Padre Rosario saluta Desio
Il rettore dei saveriani p. Rosario Giannattasio ha lasciato Desio per Parma, dove ha sede la casa madre, per svolgere un servizio importante: è stato nominato superiore dei saveriani per l'Italia. "Mi dispiace lasciare Desio", ammette.
Originario di Salerno, dopo un'esperienza di missione in Colombia e diversi anni trascorsi a Brescia, p. Rosario era arrivato a Desio due anni e mezzo fa. "L'impatto non è stato facile", confessa. "Ma sono bastati pochi mesi, per conoscere persone aperte, in grado di mettersi in gioco. Lascio amici e compagni di cammino. Abbiamo lavorato insieme condividendo valori comuni". Diverse le iniziative promosse: "È stato molto importante il dialogo con gli amici musulmani; siamo cresciuti nel dialogo e nel rispetto reciproco; abbiamo fatto un bel cammino di fede".
Padre Rosario è soddisfatto anche dell'organizzazione della festa dei popoli, che si tiene tutti gli anni a maggio. "Con il tempo, è diventata la festa della città. Con il sindaco Roberto Corti e l'assessore Cristina Redi abbiamo lavorato bene. Sono contento della sensibilità dimostrata dall'amministrazione e sono soddisfatto per i tanti volontari che ci hanno aiutato".

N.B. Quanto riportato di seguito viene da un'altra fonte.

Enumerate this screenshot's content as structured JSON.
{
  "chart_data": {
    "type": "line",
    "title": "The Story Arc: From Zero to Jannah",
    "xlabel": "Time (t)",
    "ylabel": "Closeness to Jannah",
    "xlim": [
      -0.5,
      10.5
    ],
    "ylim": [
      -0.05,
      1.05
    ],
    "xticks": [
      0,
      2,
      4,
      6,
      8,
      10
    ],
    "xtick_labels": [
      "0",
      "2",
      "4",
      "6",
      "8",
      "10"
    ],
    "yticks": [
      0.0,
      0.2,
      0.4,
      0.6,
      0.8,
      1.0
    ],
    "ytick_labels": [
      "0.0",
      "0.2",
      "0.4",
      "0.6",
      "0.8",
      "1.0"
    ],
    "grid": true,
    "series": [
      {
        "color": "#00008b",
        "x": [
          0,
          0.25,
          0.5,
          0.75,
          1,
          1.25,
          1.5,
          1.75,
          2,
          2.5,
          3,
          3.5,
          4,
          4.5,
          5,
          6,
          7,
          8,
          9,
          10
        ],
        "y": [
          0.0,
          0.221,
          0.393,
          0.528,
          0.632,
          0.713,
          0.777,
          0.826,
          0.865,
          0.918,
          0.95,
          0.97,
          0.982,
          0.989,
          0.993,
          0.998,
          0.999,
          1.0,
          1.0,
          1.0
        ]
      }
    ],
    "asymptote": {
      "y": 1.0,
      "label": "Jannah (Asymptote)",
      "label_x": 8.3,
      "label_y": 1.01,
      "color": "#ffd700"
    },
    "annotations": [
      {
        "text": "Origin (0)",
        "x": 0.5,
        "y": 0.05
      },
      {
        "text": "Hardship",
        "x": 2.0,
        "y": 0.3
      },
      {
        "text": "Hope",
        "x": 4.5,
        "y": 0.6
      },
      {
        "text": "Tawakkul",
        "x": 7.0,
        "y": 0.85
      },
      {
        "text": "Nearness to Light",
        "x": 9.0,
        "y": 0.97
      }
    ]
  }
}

Un'altra soddisfazione è stata l'accoglienza ai profughi. "È stata una tappa per crescere, anche se meno appariscente rispetto ad altre iniziative. Auguro ai Desiani di proseguire su questa strada: la chiesa è bella quando è formata da religiosi e laici che lavorano in sinergia. A tutti gli amici della Brianza dico di rimanere sempre aperti al vangelo e alla vita".
Diamo il "benvenuto" a p. Carmelo Boesso, nominato rettore della comunità saveriana di Desio. Padovano di nascita, era rettore a Udine. Nei prossimi mesi lui stesso si presenterà ai lettori e amici.